The Diplomat
The United States could limit Spanish companies’ access to public tenders or impose specific barriers to banks or consulting firms operating freely in its territory in retaliation for the decision by Pedro Sánchez’s government not to allocate 5% of GDP to defense spending, as demanded by US President Donald Trump.
A document prepared by the Spanish Chamber of Commerce and reported by the Europa Press news agency indicates that Washington could also impose restrictions on access to or use of technology from the United States, such as cloud platforms or encryption technologies.
Other measures could also be considered to harm Spanish companies, such as tightening phytosanitary requirements for agri-food products, such as fruits, wine, or oil, citing public health reasons, or requiring new certifications for Spanish machinery or industrial products through additional technical controls or bureaucratic barriers.
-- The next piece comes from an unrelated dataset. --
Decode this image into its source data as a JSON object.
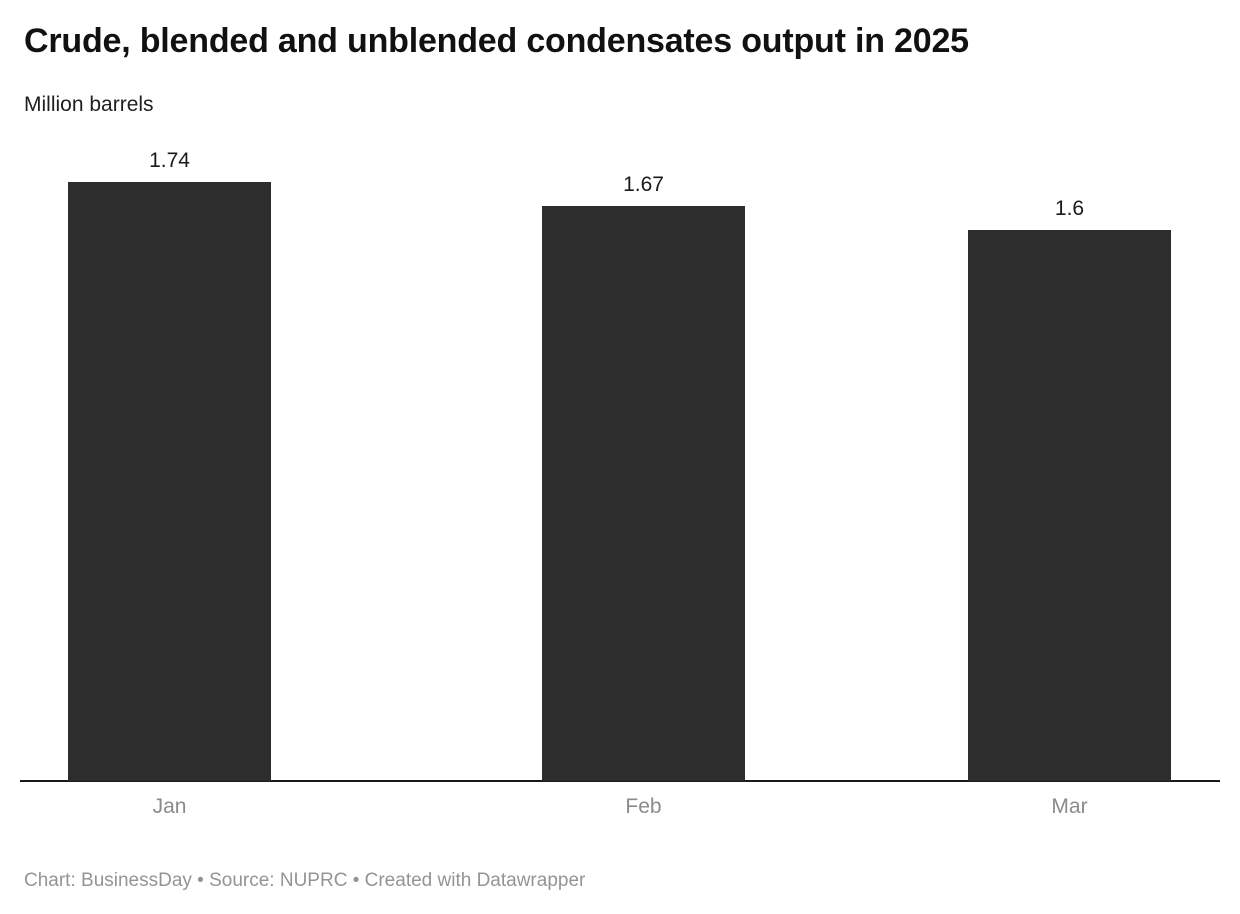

In the area of investments, the government could suggest political or fiscal risks to US companies for investing in Spain, expand its controls on mergers and acquisitions to make it difficult for Spanish companies to acquire US companies, or influence large US funds to reduce their exposure in strategic sectors in the country, such as energy, banking, or telecommunications.
Internationally, the United States could even use its indirect veto on Spain in multilateral organizations or impose conditions on cooperation in security or intelligence related to economic issues.
In any case, the report by the Spanish Chamber of Commerce emphasizes that the European Union’s trade policy is collective and exclusive in nature, and that any trade decision must take the entire Union into account.
For example, if the US decided to apply selective tariffs to a single EU member state, such as Spain, the European Union would be obliged to file a complaint with the World Trade Organization (WTO) for discrimination contrary to international law, as was the case with Spanish black table olives.